Aaron Cantú
Third graders at Nava Elementary in the cafeteria during lunch on the second day of the school year.
Most of the more than 13,200 children who attend Santa Fe Public Schools returned from summer vacation last week. SFR visited three schools to observe how the city's lopsided demographic trends, which see wealthier neighborhoods near the Plaza continue to age while young families with children drive residential development in southwestern Santa Fe, are reflected inside the classroom.
The six primary schools in the SFPS Southside region—including Amy Biehl Community School, Nina Otero Community School, César Chávez Elementary, Sweeney Elementary, Ramirez Thomas Elementary and Piñon Elementary—almost exclusively serve their surrounding neighborhoods, which has seen a 57 percent increase in the population of children that are pre-K to sixth grade-age since 2002, according to the district. They also average out to 88.2 percent Latino. These are some of the most crowded schools in the district.
In contrast, there was only a 5 percent increase in pre-K to sixth grade-aged children over the same time period in the neighborhoods around Acequia Madre, Wood Gormley and Atalaya, clustered near Canyon Road in the district's Northeast region. The student populations of these three schools, which consistently receive high marks from the state, are largely comprised of students who don't live in their surrounding areas but transfer in under a district policy. They average out to about half non-Hispanic white.
Like Northeastern schools, student numbers at Nava, EJ Martinez and Chaparral have also declined because of an aging population, but they haven't seen a similar demand from parents living elsewhere in Santa Fe to transfer their children into them. Latino students make up about 75 percent of the population at those three schools. Last year, the district proposed closing Nava and leasing out the EJ Martinez facility for the state-run Turquoise Trail Charter School, but the board ultimately voted against the plan at the end of May due to public outcry.
Some research has shown that smaller class sizes can produce better learning outcomes for lower grade levels, and in Santa Fe, Southside schools are far more crowded than their counterparts in the central and northern parts of town. Its actual impact, however, is difficult to determine.
Central: Nava Elementary School
Principal Marc DuCharme has the easy smile of a former elementary school teacher, and appears genuinely excited on the second day of classes for students. Next year will be a half-century since Nava opened its doors on Siringo Road. DuCharme, who formerly headed De Vargas Middle School, says the school plans to celebrate the occasion in a big way.
“T he only difference between us and Acequia Madre and Wood Gormley [and] Atalaya is our location,” Ducharme says, noting virtually all students who attend Nava live within walking distance. But this, he says, should be seen as an asset. The school plans on making itself a place where parents want to send their kids, he says, by promoting activities such as a fitness club and a strings instruments program.

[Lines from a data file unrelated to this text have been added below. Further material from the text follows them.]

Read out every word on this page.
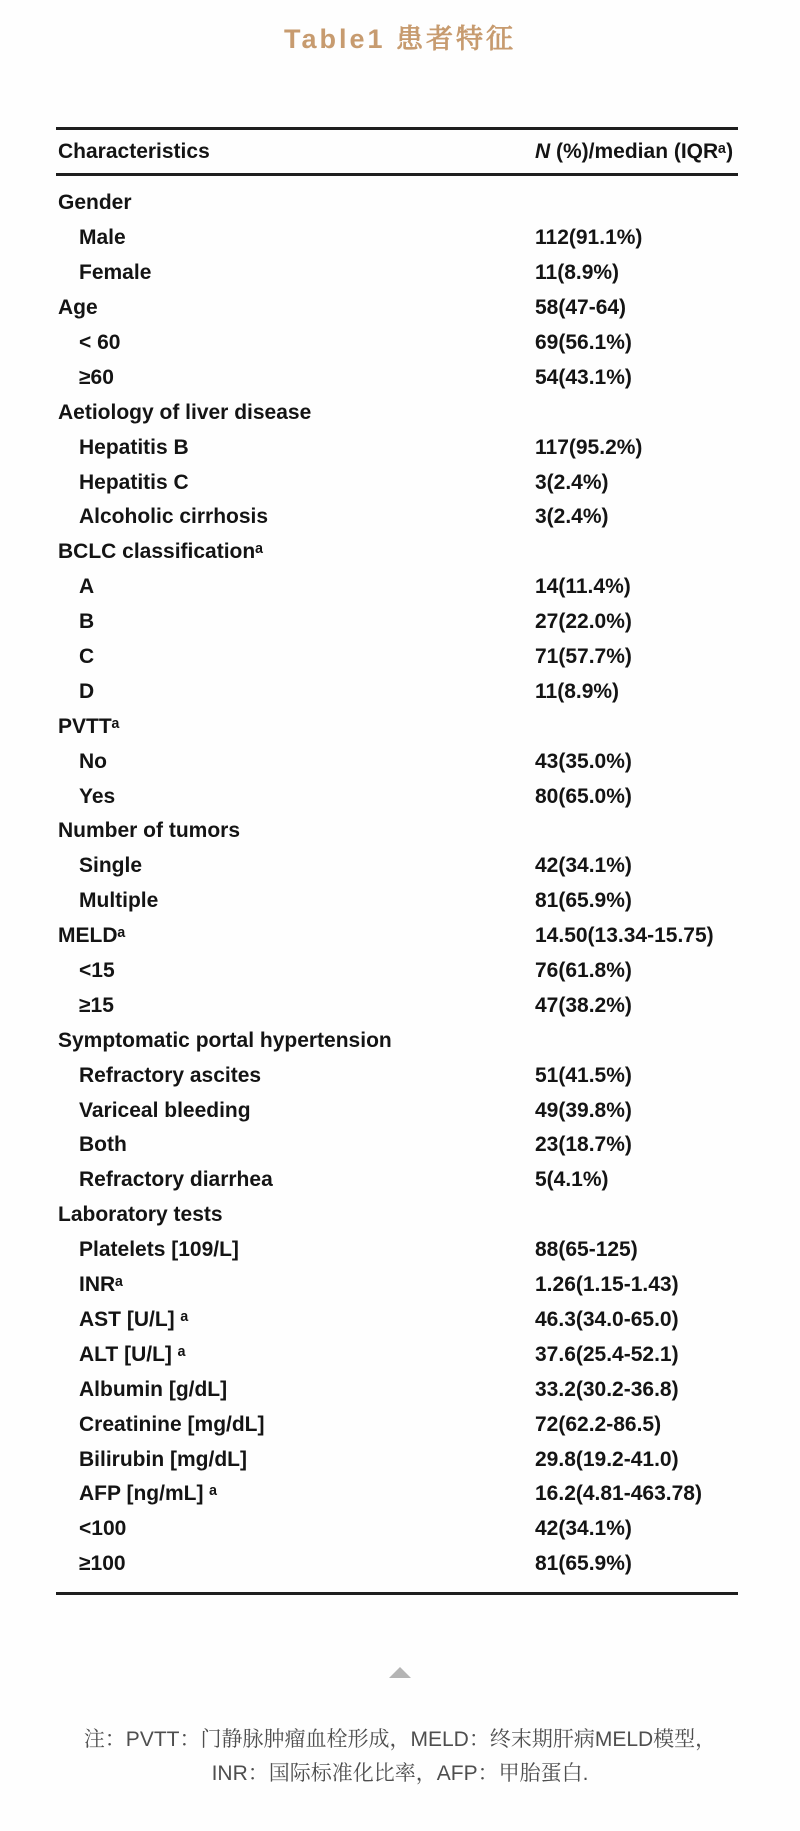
Table1 患者特征
Characteristics	N (%)/median (IQRᵃ)
Gender
Male	112(91.1%)
Female	11(8.9%)
Age	58(47-64)
< 60	69(56.1%)
≥60	54(43.1%)
Aetiology of liver disease
Hepatitis B	117(95.2%)
Hepatitis C	3(2.4%)
Alcoholic cirrhosis	3(2.4%)
BCLC classificationᵃ
A	14(11.4%)
B	27(22.0%)
C	71(57.7%)
D	11(8.9%)
PVTTᵃ
No	43(35.0%)
Yes	80(65.0%)
Number of tumors
Single	42(34.1%)
Multiple	81(65.9%)
MELDᵃ	14.50(13.34-15.75)
<15	76(61.8%)
≥15	47(38.2%)
Symptomatic portal hypertension
Refractory ascites	51(41.5%)
Variceal bleeding	49(39.8%)
Both	23(18.7%)
Refractory diarrhea	5(4.1%)
Laboratory tests
Platelets [109/L]	88(65-125)
INRᵃ	1.26(1.15-1.43)
AST [U/L] ᵃ	46.3(34.0-65.0)
ALT [U/L] ᵃ	37.6(25.4-52.1)
Albumin [g/dL]	33.2(30.2-36.8)
Creatinine [mg/dL]	72(62.2-86.5)
Bilirubin [mg/dL]	29.8(19.2-41.0)
AFP [ng/mL] ᵃ	16.2(4.81-463.78)
<100	42(34.1%)
≥100	81(65.9%)
注：PVTT：门静脉肿瘤血栓形成，MELD：终末期肝病MELD模型，
INR：国际标准化比率，AFP：甲胎蛋白.
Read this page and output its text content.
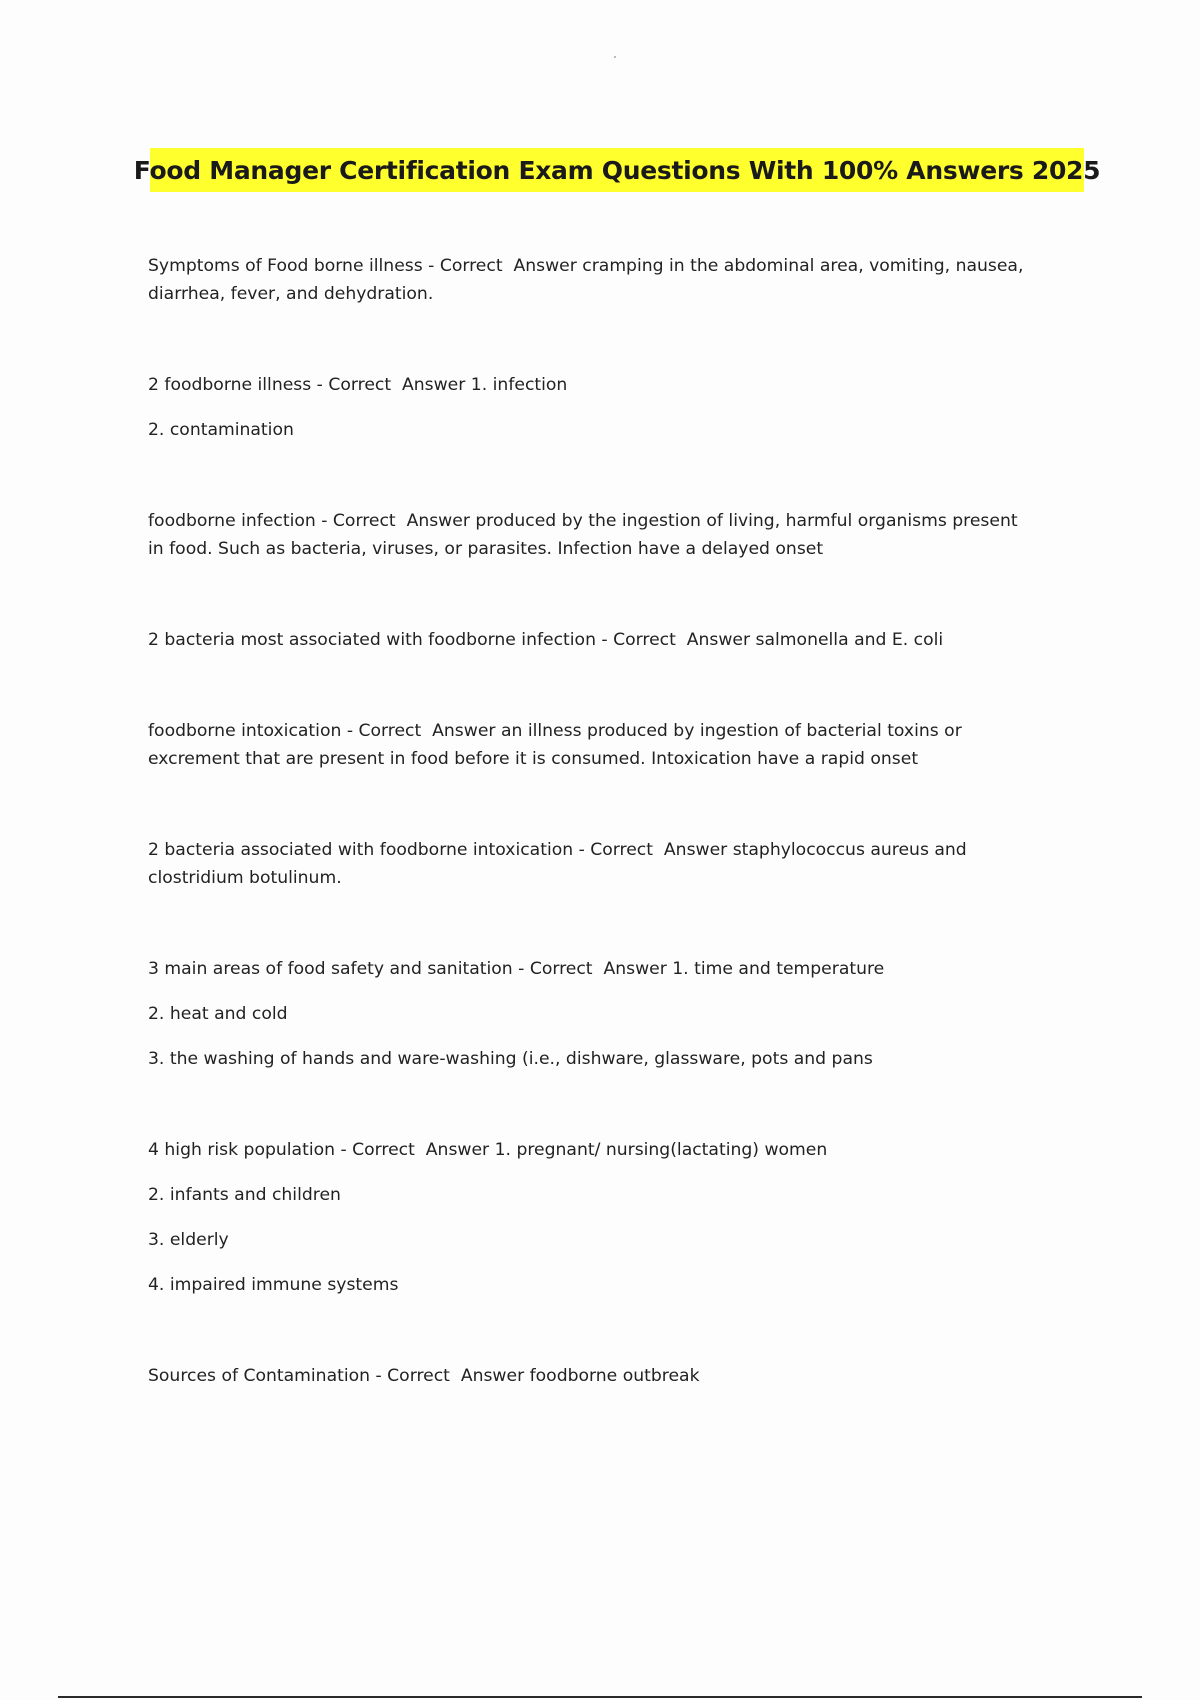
Food Manager Certification Exam Questions With 100% Answers 2025

Symptoms of Food borne illness - Correct  Answer cramping in the abdominal area, vomiting, nausea,

diarrhea, fever, and dehydration.

2 foodborne illness - Correct  Answer 1. infection

2. contamination

foodborne infection - Correct  Answer produced by the ingestion of living, harmful organisms present

in food. Such as bacteria, viruses, or parasites. Infection have a delayed onset

2 bacteria most associated with foodborne infection - Correct  Answer salmonella and E. coli

foodborne intoxication - Correct  Answer an illness produced by ingestion of bacterial toxins or

excrement that are present in food before it is consumed. Intoxication have a rapid onset

2 bacteria associated with foodborne intoxication - Correct  Answer staphylococcus aureus and

clostridium botulinum.

3 main areas of food safety and sanitation - Correct  Answer 1. time and temperature

2. heat and cold

3. the washing of hands and ware-washing (i.e., dishware, glassware, pots and pans

4 high risk population - Correct  Answer 1. pregnant/ nursing(lactating) women

2. infants and children

3. elderly

4. impaired immune systems

Sources of Contamination - Correct  Answer foodborne outbreak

In the cafeteria, third-graders talk to each other over a lunch of corn dogs and beans. SFR tried to drop in on the class of one teacher, but she declined because she was trying to set the tone of her classroom during the first week of school.
Northeast: Acequia Madre Elementary School
Acequia Madre is over a decade older than Nava, but the district never contemplated shuttering its doors. Principal Kathy Cassus has an idea why.
“We have a lot of people who want to transfer into here because of the idea” of the school, Cassus tells SFR. “This is what an elementary school should feel like.”
This year about half of the fewer than 200 students at the school will be transfers from other parts of the city.
Murals painted by generations of students adorn the walls, and outside, the parent-teacher association maintains a garden with fruit trees, flowers and a compost bin. In second grade teacher Kathryn Sechrest's class of 17 children, students learn to meditate on their feelings and express them in emotionally sophisticated ways.
South: Amy Biehl Community School
Last year, families mostly moving into the Oshara neighborhood boosted the Rancho Viejo school's enrollment to capacity, forcing the district to redirect any new students in the surrounding area to nearby Piñon for the following year. With a capacity for 470, Amy Biehl is huge, but not big enough to keep up with Southside growth, Principal Cheryl Romero says.
“I think it’s going to be something where we just work with the city and county as much as possible to try and see how the development is happening,” Romero says, “so we can try and prepare ourselves to serve our students.”
On the first Friday of the school year, students prepare to leave for an early release, after having assembled in the gym for a rally. Sixth and first graders pack into the cafeteria at the same time for lunch—the main course is cheesy bread. The school, whose interior is painted in earth tones, is less than 10 years old and feels more akin to a medium-sized middle school.
Romero claims the school enjoys a "really high morale" where people care for each other and are compassionate. Even as its population grows, Amy Biehl still serves its original function as a true community school.
“Families know each other here,” she says, “because of the stability we have.”